Neither the Aidersen Institute nor anyone else from the Rosernes Dal ever responded to these accusations and insults. As I heard, throughout this decade of debate and controversy, the Valley was defended by both their colleagues from the Elders of Lesley Gate—those specialised in the same sectors and fields of studies as them—and by great spiritual personalities from outside the Valley, major intellectuals, foreign to the field of medical sciences, most of whom were graduates of the great universities and institutes of the 9th century, ranging from those of Grand Torneo and Blomsterfor to those of New Upsala.
I remember what
Atterman of Blomsterfor once said: that for a new species that’s still in its prime, like the human species, it is ridiculous to express fears of its degeneration and eventual downfall. “Only during the last few centuries have we slightly begun to find our way,” he used to say, “and we have no connection to the ancient spirit anymore. Our decline is still very far away.”
However, it is said that the venerable metropolises of the North and, above all, the alma mater of the modern spirit, the eternal Norfor, stood as the most powerful defenders of the Volkists. Carstens, Orlik, Vera Brandes and the Ekersborg Institute condemned those few scientists that were “searching for pathological causes in order to explain and simultaneously spoil the kindest and truest discovery of the human spirit in history.” They even reminded them that countless times in the past great universal truths and discoveries in science and other areas of the human spirit had seemed completely improbable and were severely criticised. And countless times in the past the pioneers had been unfairly blamed and scorned and had suffered a very “unhappy” ending.

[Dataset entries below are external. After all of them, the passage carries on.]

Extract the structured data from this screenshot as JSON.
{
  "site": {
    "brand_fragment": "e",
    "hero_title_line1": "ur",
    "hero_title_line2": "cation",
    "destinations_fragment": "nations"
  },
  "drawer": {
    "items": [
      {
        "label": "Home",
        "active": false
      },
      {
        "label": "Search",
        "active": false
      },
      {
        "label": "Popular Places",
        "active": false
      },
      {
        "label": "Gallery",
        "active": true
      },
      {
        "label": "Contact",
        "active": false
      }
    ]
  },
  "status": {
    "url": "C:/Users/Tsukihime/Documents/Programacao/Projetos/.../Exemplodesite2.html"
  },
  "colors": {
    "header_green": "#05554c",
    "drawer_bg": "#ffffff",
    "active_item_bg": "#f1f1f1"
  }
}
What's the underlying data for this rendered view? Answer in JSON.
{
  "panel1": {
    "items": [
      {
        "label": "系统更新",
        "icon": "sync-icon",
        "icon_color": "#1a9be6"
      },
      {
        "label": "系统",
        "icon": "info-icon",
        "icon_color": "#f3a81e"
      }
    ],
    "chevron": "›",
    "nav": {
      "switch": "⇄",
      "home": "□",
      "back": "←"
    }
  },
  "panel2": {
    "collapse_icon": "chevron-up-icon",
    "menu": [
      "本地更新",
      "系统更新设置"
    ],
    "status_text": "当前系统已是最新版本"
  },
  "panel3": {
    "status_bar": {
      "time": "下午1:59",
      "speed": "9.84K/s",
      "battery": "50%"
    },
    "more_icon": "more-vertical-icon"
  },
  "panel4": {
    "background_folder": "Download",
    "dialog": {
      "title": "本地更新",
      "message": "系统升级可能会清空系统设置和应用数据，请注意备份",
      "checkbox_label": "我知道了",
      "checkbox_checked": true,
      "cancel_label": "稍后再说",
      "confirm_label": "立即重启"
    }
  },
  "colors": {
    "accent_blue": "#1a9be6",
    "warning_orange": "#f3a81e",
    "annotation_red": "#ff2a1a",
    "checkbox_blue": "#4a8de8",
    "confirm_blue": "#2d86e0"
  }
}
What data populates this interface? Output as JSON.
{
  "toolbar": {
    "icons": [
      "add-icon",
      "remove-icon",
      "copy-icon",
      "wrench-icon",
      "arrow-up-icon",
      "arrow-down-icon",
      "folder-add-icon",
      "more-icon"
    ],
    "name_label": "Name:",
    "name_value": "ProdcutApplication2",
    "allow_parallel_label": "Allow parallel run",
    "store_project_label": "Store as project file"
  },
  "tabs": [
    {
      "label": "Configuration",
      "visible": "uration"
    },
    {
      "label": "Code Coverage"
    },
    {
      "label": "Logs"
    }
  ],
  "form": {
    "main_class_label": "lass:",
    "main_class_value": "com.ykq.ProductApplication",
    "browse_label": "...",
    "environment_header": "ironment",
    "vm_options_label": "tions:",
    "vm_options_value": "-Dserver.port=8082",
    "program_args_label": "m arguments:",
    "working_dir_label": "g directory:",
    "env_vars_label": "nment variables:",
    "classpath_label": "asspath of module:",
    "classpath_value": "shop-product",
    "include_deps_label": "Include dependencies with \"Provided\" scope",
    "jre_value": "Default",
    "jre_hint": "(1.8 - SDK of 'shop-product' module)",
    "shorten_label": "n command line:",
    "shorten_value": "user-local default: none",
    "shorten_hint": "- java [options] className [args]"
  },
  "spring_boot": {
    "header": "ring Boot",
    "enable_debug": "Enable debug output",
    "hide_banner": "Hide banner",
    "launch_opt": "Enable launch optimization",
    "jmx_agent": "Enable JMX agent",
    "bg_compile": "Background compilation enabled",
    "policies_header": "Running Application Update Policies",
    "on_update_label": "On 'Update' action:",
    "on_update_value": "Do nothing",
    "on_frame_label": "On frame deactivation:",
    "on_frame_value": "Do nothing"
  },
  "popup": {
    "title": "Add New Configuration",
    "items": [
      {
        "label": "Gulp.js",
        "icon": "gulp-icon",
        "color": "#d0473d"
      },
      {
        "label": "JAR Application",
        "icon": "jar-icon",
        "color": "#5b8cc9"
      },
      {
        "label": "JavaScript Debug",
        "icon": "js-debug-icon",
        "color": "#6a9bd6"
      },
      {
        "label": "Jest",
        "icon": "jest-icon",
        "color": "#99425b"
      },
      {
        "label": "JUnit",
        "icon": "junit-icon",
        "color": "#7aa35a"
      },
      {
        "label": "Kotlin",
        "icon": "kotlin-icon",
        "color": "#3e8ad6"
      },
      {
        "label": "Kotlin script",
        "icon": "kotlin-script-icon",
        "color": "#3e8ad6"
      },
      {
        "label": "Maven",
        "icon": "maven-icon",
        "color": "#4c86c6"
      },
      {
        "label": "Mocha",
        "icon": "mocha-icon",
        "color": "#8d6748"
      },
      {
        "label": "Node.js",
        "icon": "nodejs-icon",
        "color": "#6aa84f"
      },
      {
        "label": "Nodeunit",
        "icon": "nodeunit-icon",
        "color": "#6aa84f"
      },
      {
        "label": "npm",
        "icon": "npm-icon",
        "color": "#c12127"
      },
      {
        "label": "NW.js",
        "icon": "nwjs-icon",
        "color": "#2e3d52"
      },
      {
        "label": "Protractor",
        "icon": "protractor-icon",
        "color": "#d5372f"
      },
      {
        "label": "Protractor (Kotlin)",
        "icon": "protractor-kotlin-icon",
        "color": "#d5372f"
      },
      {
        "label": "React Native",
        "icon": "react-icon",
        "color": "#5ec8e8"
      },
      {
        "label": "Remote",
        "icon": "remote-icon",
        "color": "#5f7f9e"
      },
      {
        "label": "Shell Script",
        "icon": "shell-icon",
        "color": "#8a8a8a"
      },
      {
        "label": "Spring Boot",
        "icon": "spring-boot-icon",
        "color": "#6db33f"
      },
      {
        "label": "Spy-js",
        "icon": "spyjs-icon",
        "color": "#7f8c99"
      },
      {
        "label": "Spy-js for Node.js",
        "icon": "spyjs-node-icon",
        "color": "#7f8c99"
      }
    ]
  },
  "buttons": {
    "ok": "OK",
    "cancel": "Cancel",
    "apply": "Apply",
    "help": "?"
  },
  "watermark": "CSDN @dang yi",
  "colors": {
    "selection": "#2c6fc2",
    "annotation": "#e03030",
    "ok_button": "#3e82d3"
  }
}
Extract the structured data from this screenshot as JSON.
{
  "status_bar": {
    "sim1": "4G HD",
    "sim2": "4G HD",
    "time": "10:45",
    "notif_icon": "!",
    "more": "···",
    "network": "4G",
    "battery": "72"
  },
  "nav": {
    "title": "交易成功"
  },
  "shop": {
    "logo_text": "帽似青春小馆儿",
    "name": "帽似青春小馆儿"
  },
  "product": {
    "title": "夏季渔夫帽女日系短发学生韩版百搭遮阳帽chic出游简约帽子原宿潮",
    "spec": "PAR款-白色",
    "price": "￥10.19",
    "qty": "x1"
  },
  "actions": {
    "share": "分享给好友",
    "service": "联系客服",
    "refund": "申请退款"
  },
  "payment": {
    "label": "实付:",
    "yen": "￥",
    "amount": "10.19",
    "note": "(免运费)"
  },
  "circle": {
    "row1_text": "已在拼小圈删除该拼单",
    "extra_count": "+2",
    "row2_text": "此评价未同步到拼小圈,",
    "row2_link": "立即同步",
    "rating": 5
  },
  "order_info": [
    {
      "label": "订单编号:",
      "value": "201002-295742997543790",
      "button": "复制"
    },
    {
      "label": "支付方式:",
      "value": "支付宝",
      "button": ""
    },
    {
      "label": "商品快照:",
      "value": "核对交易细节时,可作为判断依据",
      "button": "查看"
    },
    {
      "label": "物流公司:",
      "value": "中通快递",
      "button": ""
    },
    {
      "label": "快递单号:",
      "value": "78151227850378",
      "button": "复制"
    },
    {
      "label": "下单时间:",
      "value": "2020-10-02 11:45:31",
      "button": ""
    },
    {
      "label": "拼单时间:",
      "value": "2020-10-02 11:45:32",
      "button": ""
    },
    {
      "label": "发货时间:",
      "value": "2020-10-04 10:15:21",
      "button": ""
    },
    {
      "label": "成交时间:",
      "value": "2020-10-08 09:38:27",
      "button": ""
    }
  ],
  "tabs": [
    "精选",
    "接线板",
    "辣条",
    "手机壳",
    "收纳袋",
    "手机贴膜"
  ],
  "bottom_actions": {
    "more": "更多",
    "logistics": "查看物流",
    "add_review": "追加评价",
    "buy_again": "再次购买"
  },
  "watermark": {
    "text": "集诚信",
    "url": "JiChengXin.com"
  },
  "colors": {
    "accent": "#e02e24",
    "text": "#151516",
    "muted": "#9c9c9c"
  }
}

As far as the accusations that the Valley “doesn’t give birth to very robust animals” are concerned, the defenders argued that “that’s not supposed to be its purpose at all; plus such a mission wouldn’t be very honourable”. We abound in beings with spiritual mediocrity that are only useful for their own well-being and not worthy of doing anything more. But we also abound in beings with true spiritual superiority and faith and real capability for global contribution, and yet, none of those beings who have lived among us, from ancient times until today, would fit your measurements of the ideal psychological type of human being, the robust animal that you preach about.”